Find out who are the happy customers for the bank by analyzing their wide transaction data in different product lines.
Project: Kaggle: Santander Customer Satisfaction (* the biggest competition in Kaggle to-date in terms of number of participants)
Objective: Given a wide range of transaction data across different product lines of the bank, we were to find out the customers who are likely to be unsatisfied with the bank's service. The inherent problem was that, the training instances contained a number of cases where the customer were not happy with the bank's service but also they never bothered to lodge a complaint and that made training the model difficult due to shortage of sufficient signal. Also, the pretty small size of the data came with a huge amount of noise which was a challange to deal with. We explored a number of different methods for feature selection and also trained different models keeping a close eye on the cross-validation score for each of them. Finally, we ranked 4th out of a total of 5123 participating teams.
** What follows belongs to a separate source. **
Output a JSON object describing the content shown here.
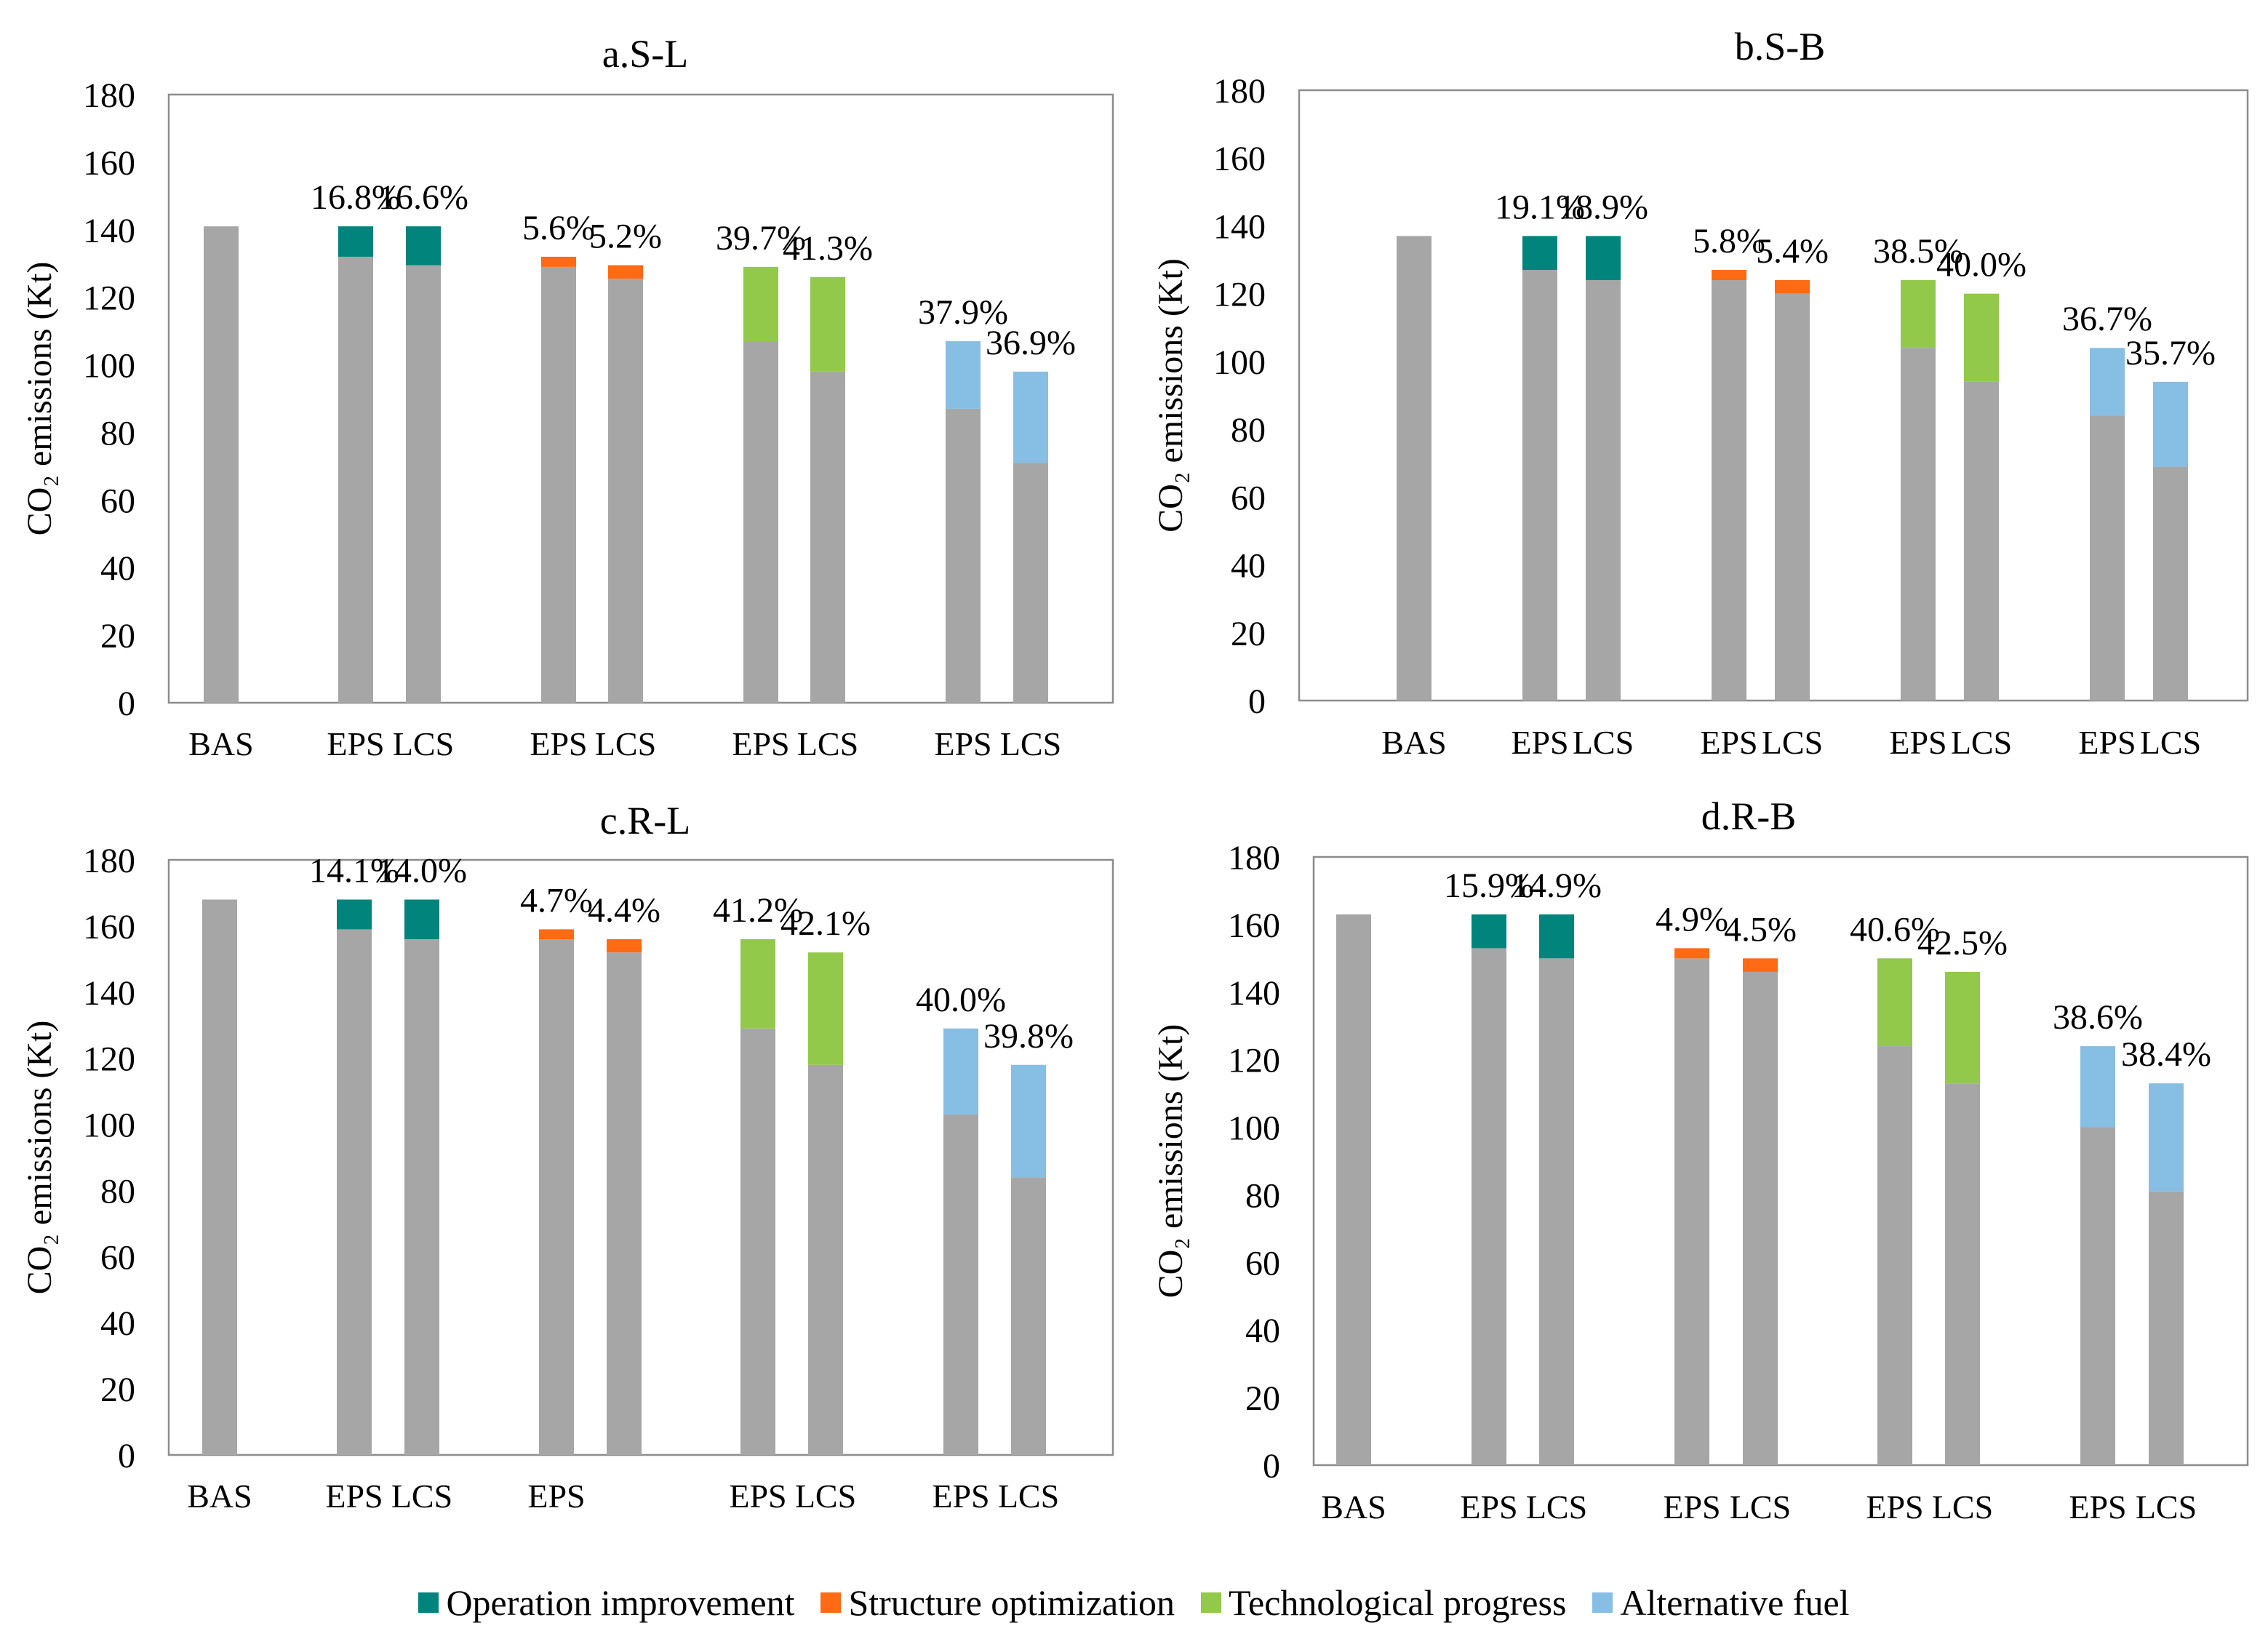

Time Frame: March, 2016 - May, 2016
Evaluation Metric: Area Under the ROC curve
Team - Bishwarup Bhattacharjee - Branden Murray - Mohamed Bibimoune
Total Participating Teams: 5123
Final Standing: 4th
Maximum AUC achieved: 0.82847
Models used:
Elastic Net (R)
Xgboost (R/ python)
RandomForest(R/ python/ h2o)
ExtraTrees (python)
Suppor Vector Machine (Linear Kernel) (R)
K-nearest neighbours (R/ python)